Detailed information of the output columns can be found on the yame summary page. Basically, a higher log2oddsratio indicates a stronger association between the feature being tested and the query set. Generally, a large log2 odds ratio is typically considered to be around 2 or greater, with values between 1 and 2 often being viewed as potentially important and worthy of further investigation, while values around 0.5 might be considered a small effect size. For significance testing, seasame R package provided the testEnrichmentFisherN function, which is also provided in the yame github R page. The four input parameters correspond to the four columns from yame summary output.

ND = N_mask
NQ = N_query
NDQ = N_overlap
NU = N_universe

Built in differential calling function

yame pairwise -H 1 -c 10 <(yame subset sample1.cg sample1) <(yame subset sample2.cg sample2) -o output.cg

-H controls directionality and -c controls minimum coverage.

Enrichment testing with background (new)

Selecting the appropriate background for enrichment testing is crucial because it can significantly impact the interpretation of the results.

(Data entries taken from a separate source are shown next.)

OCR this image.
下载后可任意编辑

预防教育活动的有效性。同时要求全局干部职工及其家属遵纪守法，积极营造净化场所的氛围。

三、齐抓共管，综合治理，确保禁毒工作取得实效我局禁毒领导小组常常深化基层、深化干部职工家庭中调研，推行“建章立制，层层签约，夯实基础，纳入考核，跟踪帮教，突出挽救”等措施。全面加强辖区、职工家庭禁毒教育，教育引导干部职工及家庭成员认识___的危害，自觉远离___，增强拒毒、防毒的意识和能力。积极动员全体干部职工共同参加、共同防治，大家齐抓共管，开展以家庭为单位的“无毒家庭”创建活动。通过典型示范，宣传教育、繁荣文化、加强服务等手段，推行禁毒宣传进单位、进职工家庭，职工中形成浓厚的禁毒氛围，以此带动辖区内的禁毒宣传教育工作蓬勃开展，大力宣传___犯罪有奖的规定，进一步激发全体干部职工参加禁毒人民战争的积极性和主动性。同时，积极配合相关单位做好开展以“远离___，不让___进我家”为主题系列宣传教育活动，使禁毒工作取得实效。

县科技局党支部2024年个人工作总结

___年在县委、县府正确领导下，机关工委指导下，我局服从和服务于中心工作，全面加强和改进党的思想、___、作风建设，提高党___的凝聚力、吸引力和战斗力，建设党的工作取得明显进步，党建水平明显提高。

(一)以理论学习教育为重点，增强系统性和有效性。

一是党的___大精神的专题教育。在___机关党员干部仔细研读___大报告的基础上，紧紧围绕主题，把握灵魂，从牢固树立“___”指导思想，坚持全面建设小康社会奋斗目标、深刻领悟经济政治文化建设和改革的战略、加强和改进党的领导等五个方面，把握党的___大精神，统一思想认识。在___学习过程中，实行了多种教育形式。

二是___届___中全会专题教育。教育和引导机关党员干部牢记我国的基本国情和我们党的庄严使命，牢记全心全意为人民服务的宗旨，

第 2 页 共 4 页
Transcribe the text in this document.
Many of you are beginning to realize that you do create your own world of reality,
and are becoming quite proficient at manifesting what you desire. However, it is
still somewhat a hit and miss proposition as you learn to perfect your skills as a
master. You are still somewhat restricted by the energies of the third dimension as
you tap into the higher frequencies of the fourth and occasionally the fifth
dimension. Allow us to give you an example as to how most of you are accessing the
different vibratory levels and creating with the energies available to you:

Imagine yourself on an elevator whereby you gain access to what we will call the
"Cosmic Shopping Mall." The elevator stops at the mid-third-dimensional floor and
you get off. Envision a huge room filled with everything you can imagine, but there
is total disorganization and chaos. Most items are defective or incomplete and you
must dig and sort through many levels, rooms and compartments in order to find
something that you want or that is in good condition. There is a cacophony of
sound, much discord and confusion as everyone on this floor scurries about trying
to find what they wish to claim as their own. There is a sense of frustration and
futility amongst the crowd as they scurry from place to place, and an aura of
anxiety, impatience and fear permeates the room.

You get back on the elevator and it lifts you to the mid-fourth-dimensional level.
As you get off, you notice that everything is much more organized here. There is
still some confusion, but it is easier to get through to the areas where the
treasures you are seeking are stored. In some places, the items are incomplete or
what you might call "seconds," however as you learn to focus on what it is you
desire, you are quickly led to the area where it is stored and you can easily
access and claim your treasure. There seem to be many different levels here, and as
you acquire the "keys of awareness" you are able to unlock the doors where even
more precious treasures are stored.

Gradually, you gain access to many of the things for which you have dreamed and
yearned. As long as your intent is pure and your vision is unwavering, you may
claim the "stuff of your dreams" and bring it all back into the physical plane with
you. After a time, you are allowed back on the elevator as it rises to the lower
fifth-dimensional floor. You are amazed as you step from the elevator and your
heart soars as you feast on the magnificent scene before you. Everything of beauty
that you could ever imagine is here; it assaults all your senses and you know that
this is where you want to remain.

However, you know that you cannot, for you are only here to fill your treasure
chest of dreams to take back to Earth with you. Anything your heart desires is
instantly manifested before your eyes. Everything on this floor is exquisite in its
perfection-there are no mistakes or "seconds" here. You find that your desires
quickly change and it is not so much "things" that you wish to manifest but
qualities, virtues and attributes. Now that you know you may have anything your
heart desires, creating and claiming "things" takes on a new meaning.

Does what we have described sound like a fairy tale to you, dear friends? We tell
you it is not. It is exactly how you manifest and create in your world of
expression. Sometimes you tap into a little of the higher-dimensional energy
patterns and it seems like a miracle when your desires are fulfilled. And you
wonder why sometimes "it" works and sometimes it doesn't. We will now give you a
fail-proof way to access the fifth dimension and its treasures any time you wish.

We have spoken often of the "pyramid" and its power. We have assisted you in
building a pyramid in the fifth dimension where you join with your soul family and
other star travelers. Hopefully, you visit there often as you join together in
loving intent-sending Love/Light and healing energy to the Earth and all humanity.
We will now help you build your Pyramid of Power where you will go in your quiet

Usually, we use the background set that is measured in the experiment under different conditions.

yame mask -c query.cg universe.cg | yame summary -m feature.cm - > yourfile.txt

Enrichment testing with background (old)

To enable enrichment testing with background, we need to prepare the .cx file to include the two bed files (one is for the query set, one is for the background set).

bedtools intersect -a cpg_nocontig.bed.gz -b query.bed -sorted -c | cut -f4 > query_intersect.bed
bedtools intersect -a cpg_nocontig.bed.gz -b background.bed -sorted -c | cut -f4 > background_intersect.bed

And then we put them together where the first column is the query and the second column is the background set.

paste query_intersect.bed background_intersect.bed | yame pack -f6 - > query_background.cg

Conducting enrichment testing with background using yame summary is the same procedure as shown above.